Tuesday, January 28, 2014

Judgment and Low Expectations


Certainly, the people closest to you want what’s best for you.  They want you to be safe, secure, and, if possible, happy.  Sometimes they want these things for us even more than we want them for ourselves.  This is loving, caring, and compassionate.  And it can be a burden that holds us back from our true potential.


After a year of not working due to the difficulties of my bipolar disorder, I abandoned hope of returning to the executive ranks I had belonged to and took a job in human services, supporting people with developmental disabilities.  It was challenging, rewarding, and important work.  It paid very little.  I was back in the workforce and establishing my independence just as I was 40 and back living with my parents.  My passion for business and economics became hobbies, stuff I read about, and I lowered my expectations of what I could accomplish.  So did the people around me.

I did well in the job, helping a couple of clients manage a mailroom and deliver packages.  Daily deliveries enabled me to meet people throughout the company, and an executive in facilities took an interest in me.  When he discovered my background, he offered me a demanding job with tremendous potential in the business end of the corporation.  Excited and looking forward, I took the offer home.

My parents had seen the worst of my suffering.  Like many, they attributed the emergence of my bipolar disorder to the intense stress I faced in sales management.  They emotionally supported me as I recovered, and now saw me as stable and healthy, yet vulnerable.  To risk my health for a job seemed dangerous to them.  In their love, they judged any efforts of mine to expand my potential and dream big dreams unsettling.  Safety trumped achievement, and they argued vehemently, and convincingly, against my taking the job.  I went to work the next day and turned the offer down.  I set aside ambition for security.  I accepted the low expectations that society, and those closest to me, have for the mentally ill.

We all too often judge the mentally ill who are managing their lives well as just well enough.  They seem so rare, so delicate, and so robbed of their potential by the acceptance of the diminished expectations of both society and those closest to them.  Such low expectations follow the severe judgment that the mentally ill are compromised in their ability to undergo the stress required to excel at anything.  So often we settle into average, or less than average lives - leaving our true talents untapped.  It’s as if one of the keys to wellness is to play it safe and risk nothing.  To succeed at mediocrity is accepted as low expectations are set, and met.

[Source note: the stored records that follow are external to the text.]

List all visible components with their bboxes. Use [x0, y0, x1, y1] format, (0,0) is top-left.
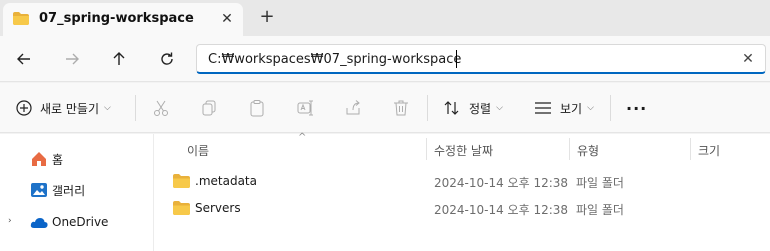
nav-item-label: OneDrive — [52, 215, 109, 229]
arrow-up-icon — [113, 52, 125, 65]
close-tab-icon[interactable]: ✕ — [218, 10, 236, 28]
new-tab-button[interactable]: + — [257, 7, 277, 27]
copy-icon — [202, 100, 216, 116]
paste-button[interactable] — [248, 96, 266, 120]
nav-item-gallery[interactable]: 갤러리 — [0, 177, 154, 203]
navigation-bar: C:₩workspaces₩07_spring-workspace ✕ — [0, 36, 770, 82]
share-icon — [346, 100, 360, 115]
sort-icon — [444, 101, 459, 115]
share-button[interactable] — [344, 96, 362, 120]
view-list-icon — [535, 102, 551, 114]
file-type: 파일 폴더 — [576, 176, 624, 190]
sort-ascending-icon: ^ — [298, 132, 307, 143]
more-options-button[interactable]: ··· — [626, 96, 647, 120]
chevron-down-icon: ⌵ — [496, 103, 503, 113]
column-divider[interactable] — [569, 138, 570, 160]
plus-circle-icon — [16, 100, 32, 116]
more-icon: ··· — [626, 98, 648, 118]
navigation-pane: 홈 갤러리 › OneDrive — [0, 134, 154, 251]
divider — [135, 95, 136, 121]
column-divider[interactable] — [426, 138, 427, 160]
text-caret — [456, 50, 457, 68]
nav-item-label: 홈 — [52, 153, 64, 167]
column-header-modified[interactable]: 수정한 날짜 — [434, 142, 493, 159]
copy-button[interactable] — [200, 96, 218, 120]
new-button[interactable]: 새로 만들기 ⌵ — [16, 96, 111, 120]
column-divider[interactable] — [690, 138, 691, 160]
delete-button[interactable] — [392, 96, 410, 120]
folder-icon — [173, 201, 190, 215]
arrow-right-icon — [66, 53, 79, 65]
file-row[interactable]: .metadata 2024-10-14 오후 12:38 파일 폴더 — [155, 168, 770, 194]
gallery-icon — [31, 183, 47, 197]
tab-strip: 07_spring-workspace ✕ + — [0, 0, 770, 36]
rename-icon — [297, 100, 313, 116]
file-row[interactable]: Servers 2024-10-14 오후 12:38 파일 폴더 — [155, 195, 770, 221]
home-icon — [32, 152, 46, 166]
command-bar: 새로 만들기 ⌵ 정렬 ⌵ 보기 ⌵ ··· — [0, 83, 770, 133]
tab-title: 07_spring-workspace — [39, 11, 194, 26]
up-button[interactable] — [107, 47, 131, 71]
rename-button[interactable] — [296, 96, 314, 120]
folder-icon — [13, 12, 29, 25]
new-button-label: 새로 만들기 — [40, 101, 100, 116]
column-header-type[interactable]: 유형 — [577, 142, 599, 159]
scissors-icon — [154, 100, 168, 116]
divider — [427, 95, 428, 121]
clear-address-icon[interactable]: ✕ — [739, 50, 757, 68]
back-button[interactable] — [12, 47, 36, 71]
view-button[interactable]: 보기 ⌵ — [534, 96, 594, 120]
file-name: .metadata — [195, 174, 257, 188]
nav-item-onedrive[interactable]: › OneDrive — [0, 210, 154, 236]
column-headers: ^ 이름 수정한 날짜 유형 크기 — [155, 132, 770, 163]
column-header-size[interactable]: 크기 — [698, 142, 720, 159]
sort-button[interactable]: 정렬 ⌵ — [443, 96, 503, 120]
trash-icon — [394, 100, 408, 116]
view-button-label: 보기 — [560, 101, 583, 116]
nav-item-home[interactable]: 홈 — [0, 146, 154, 172]
tab-07-spring-workspace[interactable]: 07_spring-workspace ✕ — [3, 3, 243, 36]
chevron-right-icon[interactable]: › — [8, 216, 12, 226]
arrow-left-icon — [17, 53, 30, 65]
clipboard-icon — [250, 100, 264, 117]
refresh-icon — [161, 52, 173, 65]
file-type: 파일 폴더 — [576, 203, 624, 217]
sort-button-label: 정렬 — [469, 101, 492, 116]
refresh-button[interactable] — [155, 47, 179, 71]
file-name: Servers — [195, 201, 241, 215]
file-modified: 2024-10-14 오후 12:38 — [434, 203, 569, 217]
nav-item-label: 갤러리 — [52, 184, 86, 198]
divider — [610, 95, 611, 121]
forward-button[interactable] — [60, 47, 84, 71]
cut-button[interactable] — [152, 96, 170, 120]
file-list: ^ 이름 수정한 날짜 유형 크기 .metadata 2024-10-14 오… — [155, 132, 770, 251]
onedrive-icon — [30, 218, 48, 228]
address-path[interactable]: C:₩workspaces₩07_spring-workspace — [208, 52, 461, 67]
address-bar[interactable]: C:₩workspaces₩07_spring-workspace ✕ — [196, 44, 766, 74]
chevron-down-icon: ⌵ — [104, 103, 111, 113]
chevron-down-icon: ⌵ — [587, 103, 594, 113]
file-modified: 2024-10-14 오후 12:38 — [434, 176, 569, 190]
column-header-name[interactable]: 이름 — [187, 142, 209, 159]
folder-icon — [173, 174, 190, 188]
explorer-content: 홈 갤러리 › OneDrive ^ 이름 수정한 날짜 유형 크기 .meta… — [0, 132, 770, 251]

Mindfulness meditation can help us to overcome the negative self-judgment that leads us to lower our expectations of our own potential, in accord with the low expectations we face in society.  In the mindful practice of recognizing and releasing thoughts, we soon discover how many of our thoughts are thoughts of self-judgment.  Investigation into these thoughts reveals that they are mere constructs, not reflections of our true nature, but projections of fears and insecurities that conspire to hold us back.  Instead of accepting the burden of false self-judgment, meditation that promotes nonjudgmental awareness, including self-awareness, can help us set aside and get beyond the negative thinking that leads to low expectations and little else.  It’s not a question of whether our thoughts are right or wrong.  It’s that our thoughts often have no grounding in reality.  Severe self-judgment rarely stands up to serious introspection.  Quite simply, we are each more capable of happiness than we expect ourselves to be.

Mindfulness meditation can also help us manage the stress we will surely encounter as we put into play plans to reach our potential.  Risk and effort are required to succeed at anything, including meditation.  We risk the revelation of uncomfortable thoughts as we undertake the hard work of merely accepting ourselves for who we are, not who society insists we be.  But only in this acceptance of our worth and our ability can we see what we can truly accomplish.  I’m willing to bet, if you are able to set self-judgment aside, that this will be more than most people dream possible for you.  In this way, the practice of meditation can facilitate the practice of undertaking a fulfilling, and full, life.  However you define that life through whatever choices you care to make, you can overcome the low expectations and poor self-judgment that hold you back.  Then you can prove society's expectations of the mentally ill wrong.